Experts indicate that a big stimulus package from the government would help resuscitate the real estate business in India and boost its growth for the long term. They suggest making several big changes at a time for a sustained revival of the industry.
The Real Estate Business in India and the Factors Leading to its Slowdown
The current crisis in the real estate sector in India is a result of several issues combined. Let’s take a peek at the top 10 reasons.
The economic slowdown in India has significantly reduced job security and employment opportunities. Struggling with the constant threat of unemployment, investment, especially in the real estate sector, has become a low priority for people.
Investment using unaccounted money has been the most favoured option in the real estate industry. Hence, the sudden cash crunch due to the 2016 demonetisation plan had a bad repercussion on investing in the real estate industry. Moreover, demonetisation also resulted in a more transparent deal and increased careful investment in real estate.
In the last few years, the real estate sector in India saw a surge in negative returns on investment, particularly in residential constructions. According to market reports, several locations across the country are experiencing this trend where the ROI is at just 2% – 3% even in the most popular cities. This has led investors from investing their money in real estate at present.
Price Improvement Expectation
The real estate investors are clever enough to not invest in the current scenario of depreciating properties.
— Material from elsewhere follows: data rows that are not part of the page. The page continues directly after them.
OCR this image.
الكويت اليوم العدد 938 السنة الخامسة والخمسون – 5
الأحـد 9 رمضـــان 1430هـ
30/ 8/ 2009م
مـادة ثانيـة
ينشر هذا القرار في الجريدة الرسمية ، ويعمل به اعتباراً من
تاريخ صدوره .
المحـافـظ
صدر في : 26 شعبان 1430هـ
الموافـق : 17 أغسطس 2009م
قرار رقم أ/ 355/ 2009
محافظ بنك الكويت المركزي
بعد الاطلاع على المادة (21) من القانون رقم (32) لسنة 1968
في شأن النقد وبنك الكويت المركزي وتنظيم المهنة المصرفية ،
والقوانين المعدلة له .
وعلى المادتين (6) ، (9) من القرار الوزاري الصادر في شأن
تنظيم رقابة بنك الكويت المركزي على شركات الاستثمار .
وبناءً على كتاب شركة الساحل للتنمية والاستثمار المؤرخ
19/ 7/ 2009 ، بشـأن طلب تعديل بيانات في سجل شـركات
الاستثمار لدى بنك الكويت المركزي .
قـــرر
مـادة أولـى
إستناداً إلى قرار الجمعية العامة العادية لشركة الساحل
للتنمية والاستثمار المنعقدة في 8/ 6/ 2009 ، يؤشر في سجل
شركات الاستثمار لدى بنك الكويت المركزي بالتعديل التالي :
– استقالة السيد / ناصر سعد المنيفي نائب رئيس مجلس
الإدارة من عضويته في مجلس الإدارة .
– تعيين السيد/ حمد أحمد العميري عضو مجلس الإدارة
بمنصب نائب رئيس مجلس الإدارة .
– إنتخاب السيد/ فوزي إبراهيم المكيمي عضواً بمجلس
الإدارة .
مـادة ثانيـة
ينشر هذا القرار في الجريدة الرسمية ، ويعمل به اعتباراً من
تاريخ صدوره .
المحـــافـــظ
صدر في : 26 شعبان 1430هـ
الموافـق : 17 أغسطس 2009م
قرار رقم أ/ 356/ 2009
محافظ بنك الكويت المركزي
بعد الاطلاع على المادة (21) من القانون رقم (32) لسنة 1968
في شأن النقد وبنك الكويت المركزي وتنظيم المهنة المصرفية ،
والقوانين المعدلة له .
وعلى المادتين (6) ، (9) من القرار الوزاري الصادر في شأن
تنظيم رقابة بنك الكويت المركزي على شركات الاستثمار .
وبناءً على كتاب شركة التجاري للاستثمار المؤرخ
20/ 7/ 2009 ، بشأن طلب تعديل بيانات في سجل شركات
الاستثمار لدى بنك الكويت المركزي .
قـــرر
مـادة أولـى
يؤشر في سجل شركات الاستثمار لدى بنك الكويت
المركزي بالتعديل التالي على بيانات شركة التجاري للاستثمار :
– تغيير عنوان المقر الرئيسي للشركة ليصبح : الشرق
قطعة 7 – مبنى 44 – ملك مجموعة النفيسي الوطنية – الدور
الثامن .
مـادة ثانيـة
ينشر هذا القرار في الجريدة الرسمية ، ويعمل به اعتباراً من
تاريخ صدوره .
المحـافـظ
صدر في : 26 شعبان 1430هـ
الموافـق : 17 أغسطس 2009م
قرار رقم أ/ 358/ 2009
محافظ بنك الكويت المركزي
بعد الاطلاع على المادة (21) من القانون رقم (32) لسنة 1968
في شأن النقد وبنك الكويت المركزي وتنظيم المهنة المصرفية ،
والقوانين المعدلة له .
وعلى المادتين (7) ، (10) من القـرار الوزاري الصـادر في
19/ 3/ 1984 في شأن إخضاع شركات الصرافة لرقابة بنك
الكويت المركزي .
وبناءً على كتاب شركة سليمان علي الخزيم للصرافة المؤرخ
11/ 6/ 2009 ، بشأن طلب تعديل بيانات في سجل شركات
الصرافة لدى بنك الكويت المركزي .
They choose to delay investing while anticipating prices to go down further.
Properties under construction were a go-to option for homebuyers due to their decent rates. Unfortunately, the increasing cases of delayed and stuck constructions have led to people losing faith in the real estate companies in India.
Poor Job Situation
The Periodic Labour Force Survey (PLFS) by the National Sample Survey Office (NSSO) shows a total of 6.1% unemployment rate in the fiscal year 2018. This stagnant job condition directly affects the attitude of potential consumers who must invest a huge amount to purchase a house.
Inadequate Loan Disbursement
Reduction in the amount of loan disbursement and the uncertain financial situation has led to the fewer purchase of properties. Earlier, 80% – 90% of loans were disbursed according to the RBI guidelines. Now, with only 70% loan disbursement, the potential consumers are required to make 30% down payment of the property value to secure home loans. This means less property purchase as many buyers do not have such an amount of money for upfront payment.
More Renting than Buying
For most Indians, particularly the baby boomers and Gen X, financial safety and independent living situations have been the primary reasons behind owning houses. Millennials, who are the current target customers, have a different approach to homeownership. Travelling to different cities for work being one of the main traits of the millennials, renting properties at convenient places has become a more popular and practical choice for them.
Focus on Other Investment Options
At its peak, buying a property was considered the best investment option in the Indian market. However, with the crash of the real estate sector in India, other forms of investment started booming and they appeared to be quite worthwhile. For instance, mutual funds have an affordable entry-level with a decent ROI.
The introduction of technology-oriented homes like Smart Homes is slowly taking over by making the traditional residential building market lose its significance. Furthermore, builders refuse to sell these houses at a lower price despite the market downtime and financial uncertainty of consumers, leading to a lack of demand. This has resulted in an addition to the economic slowdown due to inventory backlog.